たとえば岐阜市に本社を置く、従業員10数名のたまり醤油製造の山川醸造ではインターン生が中心となって地元のパティシエなどと連携し、醤油を活かしたスイーツを開発・展開しました。新たに醸造蔵開放イベントを社長とともに企画・運営した学生もいます。このイベントには、約5,000人が来場し、醤油の直売なども含めて1日で約100万円を売り上げ、現在では定期的に開催されています。他にも、枡メーカーの大橋量器では、学生とともに自社技術を活かした加湿器を生み出し、海外展開を進めています。
インターン生が経営者の右腕としてテストマーケティングに取り組める態勢をある程度、私どもで仕組み化してお手伝いさせていただいているんです。
---地域で企業間の積極的な連携も生み出しているとうかがいました。
インターン生同士の交流を通じて地元の企業が連携し、新商品を生み出す事例も増えていますよ。たとえば、先の山川醸造とおもにベーグルなどをネット販売するアリス開運堂が手がけた「おしょうゆベーグル」などがあります。

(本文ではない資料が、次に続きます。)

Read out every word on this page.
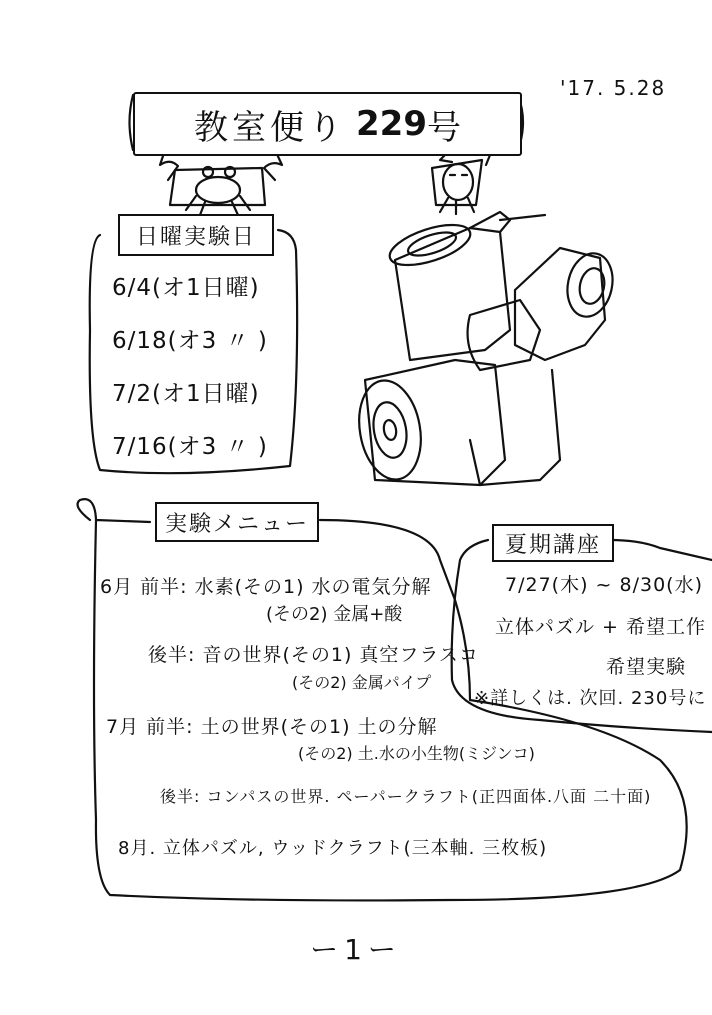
'17. 5.28
教室便り 229 号
日曜実験日
6/4(オ1日曜)
6/18(オ3 〃 )
7/2(オ1日曜)
7/16(オ3 〃 )
実験メニュー
6月 前半: 水素(その1) 水の電気分解
(その2) 金属+酸
後半: 音の世界(その1) 真空フラスコ
(その2) 金属パイプ
7月 前半: 土の世界(その1) 土の分解
(その2) 土.水の小生物(ミジンコ)
後半: コンパスの世界. ペーパークラフト(正四面体.八面 二十面)
8月. 立体パズル, ウッドクラフト(三本軸. 三枚板)
夏期講座
7/27(木) ~ 8/30(水)
立体パズル + 希望工作
希望実験
※詳しくは. 次回. 230号に
ー1ー
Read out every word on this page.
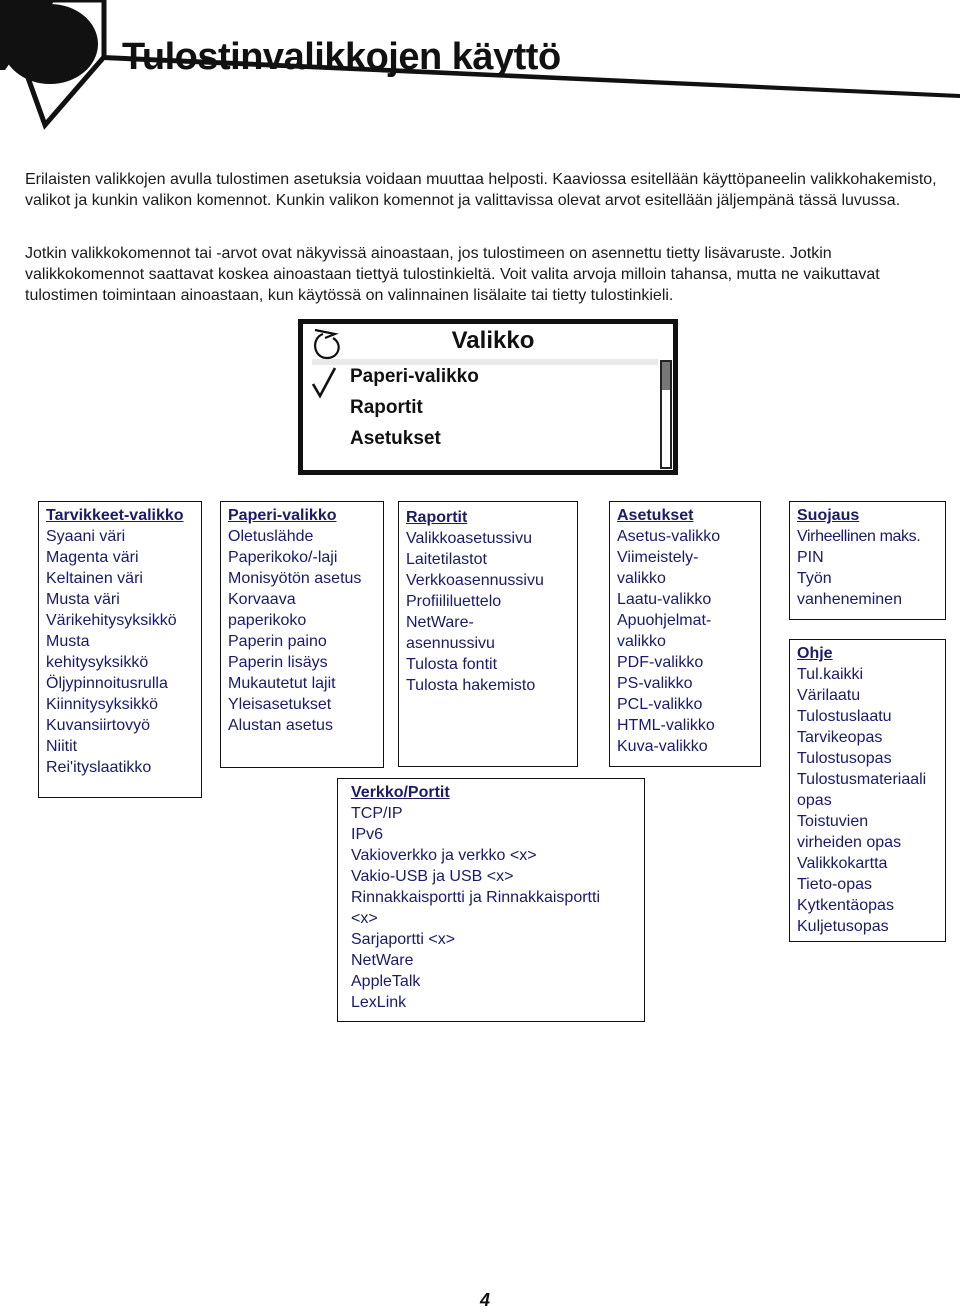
Tulostinvalikkojen käyttö
Erilaisten valikkojen avulla tulostimen asetuksia voidaan muuttaa helposti. Kaaviossa esitellään käyttöpaneelin valikkohakemisto, valikot ja kunkin valikon komennot. Kunkin valikon komennot ja valittavissa olevat arvot esitellään jäljempänä tässä luvussa.
Jotkin valikkokomennot tai -arvot ovat näkyvissä ainoastaan, jos tulostimeen on asennettu tietty lisävaruste. Jotkin valikkokomennot saattavat koskea ainoastaan tiettyä tulostinkieltä. Voit valita arvoja milloin tahansa, mutta ne vaikuttavat tulostimen toimintaan ainoastaan, kun käytössä on valinnainen lisälaite tai tietty tulostinkieli.
Valikko
Paperi-valikko
Raportit
Asetukset
Tarvikkeet-valikko
Syaani väri
Magenta väri
Keltainen väri
Musta väri
Värikehitysyksikkö
Musta
kehitysyksikkö
Öljypinnoitusrulla
Kiinnitysyksikkö
Kuvansiirtovyö
Niitit
Rei'ityslaatikko
Paperi-valikko
Oletuslähde
Paperikoko/-laji
Monisyötön asetus
Korvaava
paperikoko
Paperin paino
Paperin lisäys
Mukautetut lajit
Yleisasetukset
Alustan asetus
Raportit
Valikkoasetussivu
Laitetilastot
Verkkoasennussivu
Profiililuettelo
NetWare-
asennussivu
Tulosta fontit
Tulosta hakemisto
Asetukset
Asetus-valikko
Viimeistely-
valikko
Laatu-valikko
Apuohjelmat-
valikko
PDF-valikko
PS-valikko
PCL-valikko
HTML-valikko
Kuva-valikko
Suojaus
Virheellinen maks.
PIN
Työn
vanheneminen
Ohje
Tul.kaikki
Värilaatu
Tulostuslaatu
Tarvikeopas
Tulostusopas
Tulostusmateriaali
opas
Toistuvien
virheiden opas
Valikkokartta
Tieto-opas
Kytkentäopas
Kuljetusopas
Verkko/Portit
TCP/IP
IPv6
Vakioverkko ja verkko <x>
Vakio-USB ja USB <x>
Rinnakkaisportti ja Rinnakkaisportti
<x>
Sarjaportti <x>
NetWare
AppleTalk
LexLink
4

企業の組織活性化にも役立ちます。経営者の右腕として仕事に取り組むインターン生はやる気ある学生ばかり。経営者は学生から受ける、経営や人生に関する質問に誠意をもって答えることで、人材を育て上げるヒントや機会を得られるはず。大変僭越ながら、受け入れ企業の経営者の方にはこうした参加する学生の特徴や私どもの思いなどを十分に理解し、賛同していただける場合のみ、インターン生をコーディネートしています。
---インターン生を受け入れる意義について経営者から理解を得ていることが、結果が伴う理由の1つなのですね。
そう思います。単純にインターン生を受け入れたからといって、何かが起こるわけではありません。インターン生1人を半年間受け入れるために、私どもは企業から45万円を頂戴します。それだけ皆さん、本気なんです。地元を活性化したいというわれわれの思いに共感し、自社の利益だけを考えない経営者の方々と企業だからこそ、先に述べたような取り組みの成果が上がるのです。インターンシップの意義を実感していただいた今夏の受け入れ企業はすべて、来春も継続をご希望くださっています。
そうした意味では、受け入れ企業と私どもはギブアンドテイクの関係ではなく、互いの思いをシェアする関係であり、そこにわれわれがNPO法人として事業を展開する意義があると感じています。